// the find
codecentric/chaos-monkey-spring-boot
Chaos Monkey for Spring Boot
Spring Boot autoconfiguration library that injects fault assaults (latency, exceptions, CPU/memory pressure, app kills) into your running service via AOP pointcuts on controllers, services, repositories, and outgoing HTTP clients. It exposes a REST/JMX actuator endpoint so you can toggle and tune assaults at runtime without redeployment. Aimed at Spring Boot teams who want to verify resilience patterns — circuit breakers, fallbacks, timeouts — actually hold under failure conditions.
1. The watcher/assault separation is clean: watchers target specific Spring stereotypes or outgoing client types via AOP, assaults are independently configurable, and you can mix and match at runtime through the actuator endpoint without restarting. 2. Outgoing call watchers (RestTemplate, WebClient) let you inject faults at the HTTP client layer, which is where most real-world failures originate — this is more useful than only injecting at service method boundaries. 3. Unleash feature-flag integration for toggle control means you can run experiments in production and kill them instantly from a flag dashboard rather than needing to hit an actuator endpoint on every instance. 4. The deterministic assault mode (every Nth request instead of probabilistic) is genuinely useful for writing reproducible tests against failure scenarios.

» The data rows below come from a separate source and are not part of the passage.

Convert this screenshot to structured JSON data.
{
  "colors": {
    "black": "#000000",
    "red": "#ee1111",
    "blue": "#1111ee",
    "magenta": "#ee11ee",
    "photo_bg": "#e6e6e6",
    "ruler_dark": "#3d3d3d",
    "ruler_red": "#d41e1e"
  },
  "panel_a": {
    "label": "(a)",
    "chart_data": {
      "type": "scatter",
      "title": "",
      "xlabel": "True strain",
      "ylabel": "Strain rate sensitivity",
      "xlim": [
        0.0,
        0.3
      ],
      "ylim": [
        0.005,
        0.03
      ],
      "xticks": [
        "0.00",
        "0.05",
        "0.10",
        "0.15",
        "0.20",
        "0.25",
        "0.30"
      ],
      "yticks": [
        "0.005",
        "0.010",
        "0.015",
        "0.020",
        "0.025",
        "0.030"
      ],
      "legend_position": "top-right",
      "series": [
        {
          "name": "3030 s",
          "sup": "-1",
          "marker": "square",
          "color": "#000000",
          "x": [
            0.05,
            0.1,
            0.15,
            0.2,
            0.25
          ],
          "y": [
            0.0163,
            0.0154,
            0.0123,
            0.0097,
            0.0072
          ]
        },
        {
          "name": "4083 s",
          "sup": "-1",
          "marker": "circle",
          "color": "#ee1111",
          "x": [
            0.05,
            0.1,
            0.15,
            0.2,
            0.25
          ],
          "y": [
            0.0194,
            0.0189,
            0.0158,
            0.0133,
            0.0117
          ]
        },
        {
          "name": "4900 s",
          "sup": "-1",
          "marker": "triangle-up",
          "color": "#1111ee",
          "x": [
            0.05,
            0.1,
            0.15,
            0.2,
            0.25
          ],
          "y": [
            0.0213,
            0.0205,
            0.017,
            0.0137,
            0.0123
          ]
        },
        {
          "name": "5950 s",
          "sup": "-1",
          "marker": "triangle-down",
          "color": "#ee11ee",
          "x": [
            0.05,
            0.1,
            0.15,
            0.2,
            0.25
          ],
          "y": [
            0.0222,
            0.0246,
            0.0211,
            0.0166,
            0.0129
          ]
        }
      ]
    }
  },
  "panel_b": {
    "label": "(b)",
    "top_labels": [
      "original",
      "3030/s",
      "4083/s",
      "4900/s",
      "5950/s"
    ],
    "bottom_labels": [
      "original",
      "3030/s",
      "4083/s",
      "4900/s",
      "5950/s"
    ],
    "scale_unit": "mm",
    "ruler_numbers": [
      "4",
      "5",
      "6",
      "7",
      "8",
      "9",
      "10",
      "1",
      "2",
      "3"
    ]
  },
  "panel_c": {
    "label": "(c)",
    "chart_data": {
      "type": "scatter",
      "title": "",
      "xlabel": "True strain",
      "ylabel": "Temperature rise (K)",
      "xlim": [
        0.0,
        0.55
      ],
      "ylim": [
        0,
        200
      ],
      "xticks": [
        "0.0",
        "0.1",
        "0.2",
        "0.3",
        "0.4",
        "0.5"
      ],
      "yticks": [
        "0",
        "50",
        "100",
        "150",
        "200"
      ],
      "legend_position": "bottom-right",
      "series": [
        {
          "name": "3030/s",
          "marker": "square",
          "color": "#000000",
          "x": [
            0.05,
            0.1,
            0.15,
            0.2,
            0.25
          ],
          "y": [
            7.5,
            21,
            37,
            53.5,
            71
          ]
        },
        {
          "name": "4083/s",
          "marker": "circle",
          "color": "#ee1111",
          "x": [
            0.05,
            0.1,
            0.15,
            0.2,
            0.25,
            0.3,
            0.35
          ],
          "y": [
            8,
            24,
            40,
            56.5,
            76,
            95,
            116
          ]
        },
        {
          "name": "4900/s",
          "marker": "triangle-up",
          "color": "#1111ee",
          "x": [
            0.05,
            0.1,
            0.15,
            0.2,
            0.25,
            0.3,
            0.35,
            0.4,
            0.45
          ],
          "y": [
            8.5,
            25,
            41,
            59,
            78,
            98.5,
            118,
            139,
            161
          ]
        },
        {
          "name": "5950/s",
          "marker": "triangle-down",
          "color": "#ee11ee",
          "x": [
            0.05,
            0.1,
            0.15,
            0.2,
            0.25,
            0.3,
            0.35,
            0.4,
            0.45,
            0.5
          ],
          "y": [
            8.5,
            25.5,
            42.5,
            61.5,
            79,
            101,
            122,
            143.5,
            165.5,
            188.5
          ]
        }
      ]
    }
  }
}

1. It only works if you're using Spring AOP on Spring-managed beans — anything going through a native call, a non-Spring thread pool, or a library that bypasses the proxy (common with reactive Mono/Flux chains) won't get intercepted, and the docs undersell this limitation. 2. The REST actuator endpoint has no authentication built in; you're expected to secure it yourself via Spring Security, and if you forget, you've handed anyone on the network an instant DoS button. 3. No built-in experiment orchestration — there's no concept of a steady-state hypothesis, automatic rollback on SLO breach, or result recording. You get the chaos injection but you have to wire up your own monitoring assertions, which is most of the hard work in a real chaos experiment. 4. 940 stars for a library that's been around since 2018 suggests limited adoption outside the Spring/Java consulting bubble; the ecosystem of shared experiment recipes or community playbooks is thin compared to what you'd find with Chaos Toolkit or LitmusChaos.